時々やってます、読書感想文シリーズ♪三回目となりました

 

今回はこちら!

「続・あしながおじさん」ウェブスター 作 松本恵子 訳 


(昭和36年発行です。原書が発表されたのは100年も前!

 

 

ご存知でしたか?

「あしながおじさん」に続編があること!

 

「あしながおじさん」、読んだことがない方もいらっしゃいますね

ざっと説明しますと、孤児院で育ったジルーシャ・アボットは作文がきっかけで

顔も知らぬ評議員から奨学金を贈られることになります。

全寮制の名門大学への進学。夢のような提案の交換条件は、

「毎月手紙を書くこと」。「出資者の詮索は一切しないこと」。

自分にはなんのとりえもないと思っていたジルーシャは不思議に感じつつ

孤児院で一瞬見かけたその人のシルエットが、西日に長く伸びてまるで

虫の「ががんぼ」(英語でdaddy-long-legs)のようだったことから、

彼に「あしながおじさん」というあだ名をつけ、せっせと手紙を書き送ります。

まじめで情熱的、率直でユーモアがあり、文章を書くことが好きなジュディ。

何のとりえもないと思っているのは本人だけで、人から愛される性質の持ち主です。

彼女があしながおじさんへ送る手紙につづられる、何もかもが珍しい、

お金持ちの女子大の生活、はじめての親友、勉強、テスト、楽しい行事、クリスマス!

そして挫折や初恋などの経験をへて、ジュディは一人前のレディへ成長してゆき、

物語は恋と大団円のクライマックスを迎えます

 

私は小学校の本棚で読みました。作者自身による挿絵もかわいくて、ユーモアたっぷり。

面白くて、何度も読んだものです

 

そして今回ご紹介するこの本はまぎれもなき続編

児童文学ではありますが、前作よりも大人向け。

むしろ私達くらいの世代が読むのにちょうどいい感覚

「ああ、わかるわかる!」があるような気がします

 

 

「あしながおじさん」の数年後、主人公はジュディの親友サリイです。

お嬢様で美人のサリイはきままな独身生活を楽しんでいたのですが、

ある事情からジュディの育った孤児院の院長に任命されます。

パーティーや楽しいことが大好きなサリーははじめ大!抵抗したのですが、

それを聞いた婚約者に大笑いされたことに腹を立て、意地になって承諾してしまうのでした。

 

我に返ったサリイがジュディに送った一通目の手紙から、物語は始まります。

今は幸せな結婚をして、夫の事業について海外へ行っているジュディ。

サリイはジュディに負けず劣らずのユーモアの持ち主で、ウィットにとんだ文面がなんとも楽しい

 

「この私が百人の子供の世話をするなんて、私が動物園の管理人になるくらい適任でございましょうとも!」

「いつもかわりなき、てっとうてつび軽佻浮薄なる、サリイ・マックブライドより」

 

ふんがいしているのに、なんだか余裕があっていいですよね

 

そしてサリイは、孤児院の子供たち(実際は111人いました!)と出会い、

想像もしなかった貧しい環境を知り、「今、見捨てることはできない」と思います。

「私のように浮ついた、贅沢好きで怠け者にはとてもつとまる仕事ではありません!

といいつつ、「お腹がいっぱいになればいい、ぜいたくはこどもの敵だ!」というコックへ

「アイスクリームのように、こどもたちになくてはならないもの

十分に取り入れた献立を!」説得したり、

「マッシュポテトとおかゆにデザートはブラマンジェ」というねっとりしすぎるメニューを見て、「これまでに子供たちがなぜ111個の小さな糊のかたまりにならなかったのかが不思議です」と手紙に書いている)

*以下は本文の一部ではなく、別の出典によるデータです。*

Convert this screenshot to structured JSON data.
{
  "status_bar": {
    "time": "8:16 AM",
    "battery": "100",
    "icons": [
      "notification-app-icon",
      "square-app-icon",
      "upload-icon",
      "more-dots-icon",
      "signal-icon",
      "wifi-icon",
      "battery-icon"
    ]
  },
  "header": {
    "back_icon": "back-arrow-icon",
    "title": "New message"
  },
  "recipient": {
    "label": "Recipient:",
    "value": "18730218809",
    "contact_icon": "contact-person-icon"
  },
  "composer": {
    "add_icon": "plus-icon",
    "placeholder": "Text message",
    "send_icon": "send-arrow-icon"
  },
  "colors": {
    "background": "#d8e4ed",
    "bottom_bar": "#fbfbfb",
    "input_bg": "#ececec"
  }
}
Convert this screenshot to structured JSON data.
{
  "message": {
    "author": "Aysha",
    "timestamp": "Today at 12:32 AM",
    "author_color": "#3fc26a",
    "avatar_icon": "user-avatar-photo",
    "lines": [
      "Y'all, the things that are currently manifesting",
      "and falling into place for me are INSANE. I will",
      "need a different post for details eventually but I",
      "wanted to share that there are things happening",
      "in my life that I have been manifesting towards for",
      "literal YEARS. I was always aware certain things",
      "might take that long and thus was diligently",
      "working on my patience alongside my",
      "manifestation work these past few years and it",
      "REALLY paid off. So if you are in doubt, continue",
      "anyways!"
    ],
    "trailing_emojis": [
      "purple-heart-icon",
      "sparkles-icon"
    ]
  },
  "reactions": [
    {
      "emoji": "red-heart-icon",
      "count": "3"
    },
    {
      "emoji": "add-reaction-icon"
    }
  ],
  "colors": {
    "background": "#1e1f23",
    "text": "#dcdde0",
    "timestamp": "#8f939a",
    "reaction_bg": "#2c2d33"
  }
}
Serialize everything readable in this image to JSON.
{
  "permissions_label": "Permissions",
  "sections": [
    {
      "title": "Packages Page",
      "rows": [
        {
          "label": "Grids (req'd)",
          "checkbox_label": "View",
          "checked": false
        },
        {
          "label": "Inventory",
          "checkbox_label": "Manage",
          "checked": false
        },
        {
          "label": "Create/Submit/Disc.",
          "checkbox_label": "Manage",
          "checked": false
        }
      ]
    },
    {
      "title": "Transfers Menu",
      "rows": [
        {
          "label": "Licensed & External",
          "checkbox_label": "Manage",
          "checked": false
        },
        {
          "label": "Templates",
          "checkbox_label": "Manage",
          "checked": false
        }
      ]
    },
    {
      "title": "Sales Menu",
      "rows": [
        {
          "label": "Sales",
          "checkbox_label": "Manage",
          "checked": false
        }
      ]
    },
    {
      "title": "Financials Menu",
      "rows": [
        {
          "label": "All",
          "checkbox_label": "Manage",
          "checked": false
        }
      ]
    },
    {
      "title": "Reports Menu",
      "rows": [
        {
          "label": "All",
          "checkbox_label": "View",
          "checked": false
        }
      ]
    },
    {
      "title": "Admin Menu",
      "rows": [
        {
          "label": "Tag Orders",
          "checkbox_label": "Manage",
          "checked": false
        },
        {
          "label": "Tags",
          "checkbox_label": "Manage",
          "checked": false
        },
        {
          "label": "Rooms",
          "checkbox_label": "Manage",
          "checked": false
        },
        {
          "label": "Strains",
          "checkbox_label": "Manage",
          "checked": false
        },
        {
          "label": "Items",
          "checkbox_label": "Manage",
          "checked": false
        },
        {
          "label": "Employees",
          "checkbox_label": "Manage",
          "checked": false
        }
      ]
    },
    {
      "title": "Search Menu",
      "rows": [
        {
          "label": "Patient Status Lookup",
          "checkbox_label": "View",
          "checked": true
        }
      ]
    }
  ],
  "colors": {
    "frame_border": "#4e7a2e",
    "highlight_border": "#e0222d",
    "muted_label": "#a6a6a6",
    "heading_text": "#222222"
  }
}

街でばったり会った大学時代の知人(女性でも自立したいと願う気立てのよい美人)を

速攻!で事務にスカウトしたりして、自らも気づかぬうちにバリバリ働き始めます。

 

寄付で成り立っている孤児院は評議員たちが運営し、「倹約」「質素」の名のもとに

子供たちにひどく貧しい生活をしいていました。

男女同じ服を着て栄養も味も考慮にいれない食事を食べ、罰と規律にしばられて

外で遊ぶことも知らない、やせて青白いこどもたち。

それでも、いつかのジュディのようにキラッとした個性のある子がちゃんといて、

サリイは愛しく思ったり笑わされたり。

 

恋とおしゃれ、毎週末夜のパーティ…華やかな社交界を切なく恋いつつも、

ここにくらべれば退屈だということも、だんだんわかってきてしまいました。

とにかくここには、やるべき改革と、私を必要とする100人以上の小さな子供たちがいる。

かれらが一人残らずここを離れあたたかい家庭におさまるまでは、ここを去ることはできない。

もしくは自分以上にうまくやりとげられる人材が見つかるまでは。

いつしかサリイは、婚約者の度重なる説得も断って、孤児院の院長という仕事に夢中になっていきます。

 

心の中心にあるのは子供たちを一人残らず幸せにしたい!という情熱です。

苦労知らずで独身で子供もいないのに、不思議なことかもしれませんね。

でも、お金持ちの両親や周囲からたっぷりと愛を注がれて育ってきた彼女はまた、当たり前のように愛を注げるひとだったのでしょう。

評議員たちの古い価値観に従わず「子供たちのためになるかどうか」だけを基準に判断し、

子供をもらってくれる家でさえその対象です!

怒りつつも、時々親友ジュディの少女時代を思って、胸をはげしく痛ませる彼女

すてきな、愛を知るひとです。

 

サリイがやってきて孤児院は変わりました。

陰気な食堂は明るいペンキで塗られ、壁には子供たちの描いたウサギがはね、

男女いっしょくただった服は「本当はお金持ちよりファッションデザイナーになりたかったのとサリイにこっそりもらしたがために早速スカウトされてしまった(笑)未亡人の手によって美しくデザインされて、子供たちが自ら選ぶことのできる色とりどりの服に代わりました。

 

サリイの敵はたくさんいます。

頑固な評議員たちのなかでもとりわけ頭の固いサイラス閣下。

見た目は立派ですが中身は見えっぱりで体面ばかりを気にしています。

短気でけんかっぱやい農夫ステリィ

こちらの話を聞いてるのかさっぱりわからない&指示に従わない(笑)乳幼児担当のおばさん、スナイスさん。

子供たちを愛すべき家族ではなく、無料でこきつかえる労働者と思っているふしのある世間(特に収穫期の農家)(そんなあ!

 

中でももっとも相性が悪いのは、新しくやってきたかかりつけ医のロビン・マックレイです。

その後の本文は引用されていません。